Les Oraliens is a French language children's television show made in Québec from 1969 to 1972; it was the first television program produced by the newly formed Radio-Québec, known today as Télé-Québec. Its stories revolved around aliens Calinelle (played by Lisette Anfousse) and Picabo (played by Hubert Gagnon), who both wore matching orange suits which included a mask and a mushroom-shaped headdress. The pair befriended the human Francolin upon arrival on earth. Other characters included the talking bird Couac (a puppet voiced by Gaétane Laniel) and the mechanical dog Millimagino.

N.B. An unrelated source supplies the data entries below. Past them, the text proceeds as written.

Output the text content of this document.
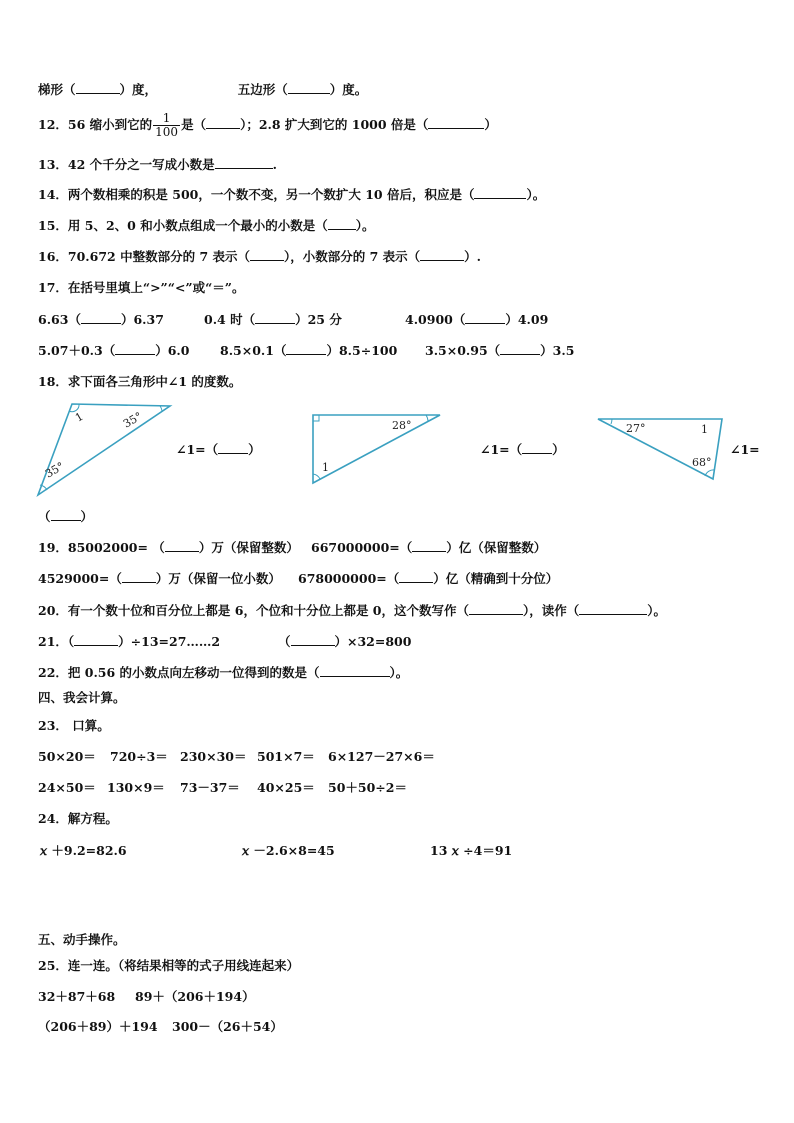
梯形（	）度，	五边形（	）度。
12．56 缩小到它的 $\frac{1}{100}$ 是（	）；2.8 扩大到它的 1000 倍是（	）
13．42 个千分之一写成小数是	.
14．两个数相乘的积是 500，一个数不变，另一个数扩大 10 倍后，积应是（	）。
15．用 5、2、0 和小数点组成一个最小的小数是（ ）。
16．70.672 中整数部分的 7 表示（	），小数部分的 7 表示（	）.
17．在括号里填上“>”“<”或“＝”。
6.63（	）6.37	0.4 时（	）25 分	4.0900（	）4.09
5.07＋0.3（	）6.0 8.5×0.1（	）8.5÷100 3.5×0.95（	）3.5
18．求下面各三角形中∠1 的度数。
1	35°
35°
28°
1
27°	1
68°
∠1=（ ）	∠1=（ ）	∠1=
（ ）
19．85002000= （	）万（保留整数） 667000000=（	）亿（保留整数）
4529000=（	）万（保留一位小数） 678000000=（	）亿（精确到十分位）
20．有一个数十位和百分位上都是 6，个位和十分位上都是 0，这个数写作（	），读作（	）。
21．（	）÷13=27……2	（	）×32=800
22．把 0.56 的小数点向左移动一位得到的数是（	）。
四、我会计算。
23． 口算。
50×20＝ 720÷3＝ 230×30＝ 501×7＝ 6×127－27×6＝
24×50＝ 130×9＝ 73－37＝ 40×25＝ 50＋50÷2＝
24．解方程。
𝑥 ＋9.2=82.6	𝑥 －2.6×8=45	13 𝑥 ÷4＝91
五、动手操作。
25．连一连。（将结果相等的式子用线连起来）
32＋87＋68 89＋（206＋194）
（206＋89）＋194 300－（26＋54）
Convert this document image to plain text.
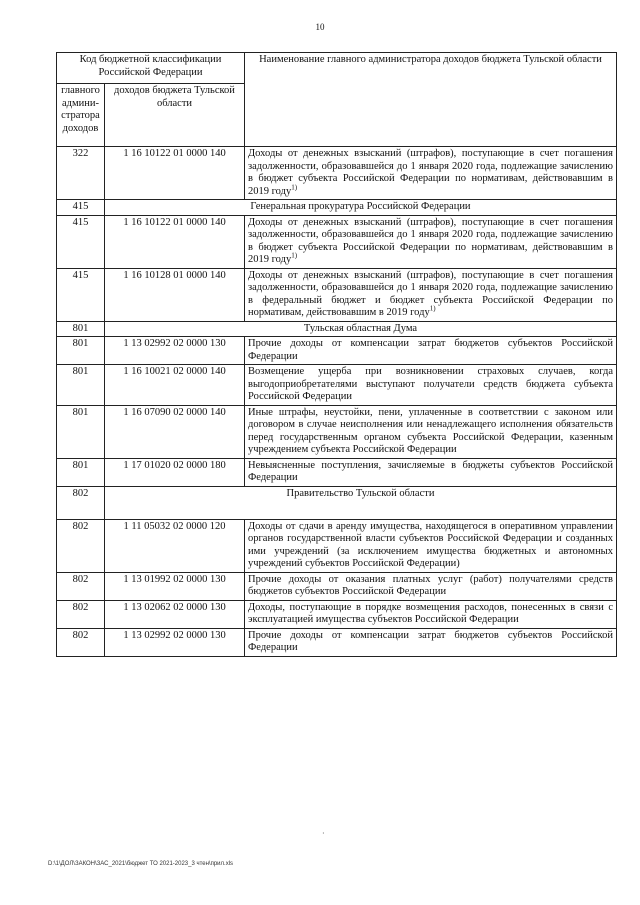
10
Код бюджетной классификации Российской Федерации		Наименование главного администратора доходов бюджета Тульской области
главного админи-стратора доходов	доходов бюджета Тульской области	
322	1 16 10122 01 0000 140	Доходы от денежных взысканий (штрафов), поступающие в счет погашения задолженности, образовавшейся до 1 января 2020 года, подлежащие зачислению в бюджет субъекта Российской Федерации по нормативам, действовавшим в 2019 году$^{1)}$
415	Генеральная прокуратура Российской Федерации	
415	1 16 10122 01 0000 140	Доходы от денежных взысканий (штрафов), поступающие в счет погашения задолженности, образовавшейся до 1 января 2020 года, подлежащие зачислению в бюджет субъекта Российской Федерации по нормативам, действовавшим в 2019 году$^{1)}$
415	1 16 10128 01 0000 140	Доходы от денежных взысканий (штрафов), поступающие в счет погашения задолженности, образовавшейся до 1 января 2020 года, подлежащие зачислению в федеральный бюджет и бюджет субъекта Российской Федерации по нормативам, действовавшим в 2019 году$^{1)}$
801	Тульская областная Дума	
801	1 13 02992 02 0000 130	Прочие доходы от компенсации затрат бюджетов субъектов Российской Федерации
801	1 16 10021 02 0000 140	Возмещение ущерба при возникновении страховых случаев, когда выгодоприобретателями выступают получатели средств бюджета субъекта Российской Федерации
801	1 16 07090 02 0000 140	Иные штрафы, неустойки, пени, уплаченные в соответствии с законом или договором в случае неисполнения или ненадлежащего исполнения обязательств перед государственным органом субъекта Российской Федерации, казенным учреждением субъекта Российской Федерации
801	1 17 01020 02 0000 180	Невыясненные поступления, зачисляемые в бюджеты субъектов Российской Федерации
802	Правительство Тульской области	
802	1 11 05032 02 0000 120	Доходы от сдачи в аренду имущества, находящегося в оперативном управлении органов государственной власти субъектов Российской Федерации и созданных ими учреждений (за исключением имущества бюджетных и автономных учреждений субъектов Российской Федерации)
802	1 13 01992 02 0000 130	Прочие доходы от оказания платных услуг (работ) получателями средств бюджетов субъектов Российской Федерации
802	1 13 02062 02 0000 130	Доходы, поступающие в порядке возмещения расходов, понесенных в связи с эксплуатацией имущества субъектов Российской Федерации
802	1 13 02992 02 0000 130	Прочие доходы от компенсации затрат бюджетов субъектов Российской Федерации
·
D:\1\ДОЛ\ЗАКОН\ЗАС_2021\бюджет ТО 2021-2023_3 чтен\прил.xls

The show's foremost purpose was language acquisition, which was conveyed by the way the aliens used their superpowers: in order to magically accomplish difficult or impossible tasks, they would state a sentence to be repeated and then silently mouthed it while children at home were supposed to say it. Les Oraliens, unlike a contemporary children's program with a similar premise, Les 100 tours de Centour, was more about proper pronunciation than sentence construction.

The show's purpose was also conveyed by the recurring bad guy, le Furotte (played by André Cartier), who always mumbled incoherently. There have been a few commentators over the years who have perceived in his speech pattern a parody of rural and working-class Quebec French, and have criticized the show as an effort to stigmatize some aspects of Québec French.